Nicht nur mit Spikes läuft es sich besser, sondern auch mit etwas warmen im Bauch. So hat am 20. Dezember der Manfred nach 2 Runden um den See (bei 10 Grad Minus) Tee und Stollen ausgegeben.
Herzlichen Dank hierfür!
28.
November 2009: Jahresabschlussfeier im Grapenkieker
Der
schon traditionelle Fußmarsch von Altwarmbüchen nach Isernhagen wurde
nur von einigen wetterfesten Sportlern realisiert. Die Mehrheit bevorzugte
bei stürmisch regnerischen Verhältnissen doch die sichere Fahrt mit dem
Auto. Den
Jahresrückblick präsentierte dieses Jahr Hans Beck in hervorragender
Weise. Die wichtigsten und schönsten Erlebnisse aus diesem Jahr wurden
ins Gedächtnis zurückgeholt, unter anderen der Celler Wasalauf und die
10. Fahrt der „Bergerer“ mit der Erklimmung der Zugspitze. Einen ganz
besonderen Dank gilt unserem Lauftreffleiter Peter Aßmann, der seit
vielen Jahren diesen Lauftreff ehrenamtlich leitet und dies in besonders
sympathischer Art. Weiterhin hob Hans die sportlichen Leistungen von Peter
Aßmann, Manfred Neuschulz und Michael Teßmann hervor. Vielen Dank lieber
Hans für diesen tollen Rückblick! Es
war eine gelungene Veranstaltung und beschloss in gewohnter Weise das
sportliche Jahr. Wir freuen uns auf das Kommende und wünschen allen
Teilnehmen, Freunden und Angehörigen ein gesundes und verletzungsfreies neues Jahr 2010.
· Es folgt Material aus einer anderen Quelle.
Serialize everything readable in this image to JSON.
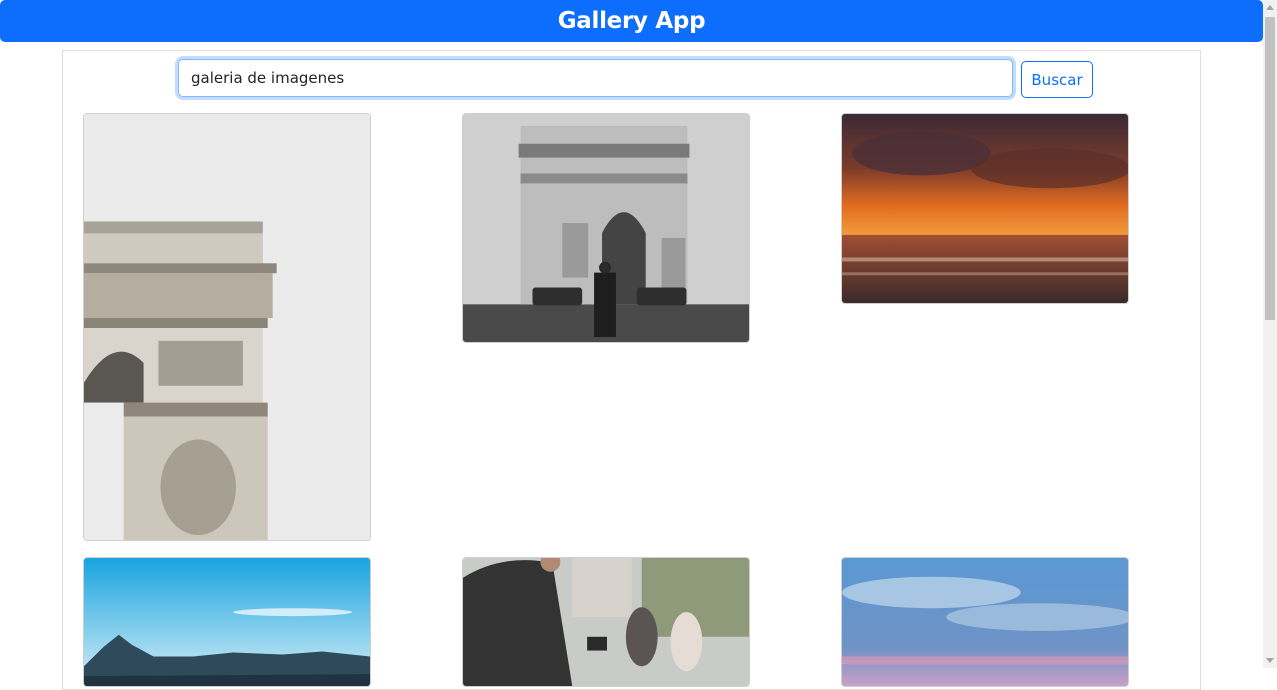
{
  "header": {
    "title": "Gallery App"
  },
  "search": {
    "value": "galeria de imagenes",
    "button_label": "Buscar"
  },
  "colors": {
    "primary": "#0d6efd",
    "background": "#ffffff"
  },
  "gallery": {
    "images": [
      {
        "subject": "arc-de-triomphe-color-closeup"
      },
      {
        "subject": "arc-de-triomphe-black-and-white-with-person"
      },
      {
        "subject": "ocean-sunset-clouds"
      },
      {
        "subject": "blue-sky-mountain-coastline"
      },
      {
        "subject": "man-holding-phone-street-crowd"
      },
      {
        "subject": "blue-cloudy-sky-pink-horizon"
      }
    ]
  }
}
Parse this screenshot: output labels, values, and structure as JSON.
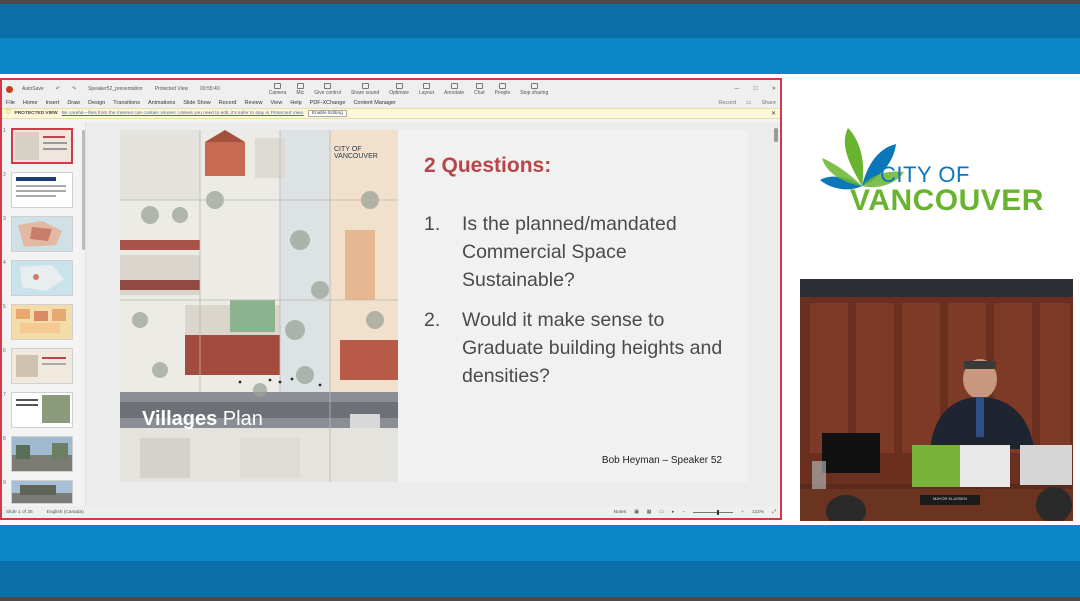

September 2009: Wandertour ins Zugspitzgebiet 10. Bergerertour
Wir, das sind 6 Mitglieder des Lauftreffs Altwarmbüchen, alles große Individualisten, aber absolut teamfähig, sowohl beim Lauftreff als auch in den Bergen. Wir das sind, unser Chef-Organisator und Chef-Fahrer, der das Steuer unseres Kleinbus nie aus der Hand gibt. Der Portemonnaie-Verweigerer, der stets sein Geld lose in der Hosentasche oder in Radfahrerutensilien mit sich herumträgt und dieses Mal eine Kulturtasche als Geldaufbewahrungsort zwischen Zahnpasta und Seife nutzte und die Kulturtasche dann stets auf der Hütte auf jedem Weg mit sich herumtrug. Unser "Weltmeister im Umziehen", der sich je nach Schatten- und Sonnensituation an- oder auskleidet (Rekord in diesem Jahr war das dreifache An-und Auskleiden auf 10 m!). Der Bergerer, der absichtlich seinen Rasierapparat vergessen hat, der Bergkollege, der stets mit der "Süddeutschen" auf Parkbänken oder im Schwimmbad zu finden ist. Und last, but not least unser Bergfreund, der im Schwimmbad Grainau die Liebe zur Wasserrutsche entdeckt hat.
Samstag, der 5.9., war der Anreise gewidmet; nach Start um 7.00 Uhr in Altwarmbüchen erreichten wir gegen 16.00 Uhr unser Ziel in Grainau und bezogen unser Quartier in einer netten Pension. Natürlich ließen wir es uns nicht nehmen, uns einzuwandern und spazierten von Grainau zum Eibsee und zurück. Eine lockere 2- stündige Eingewöhnungstour, bei der wir 250 Höhenmeter (Hm) bewältigten.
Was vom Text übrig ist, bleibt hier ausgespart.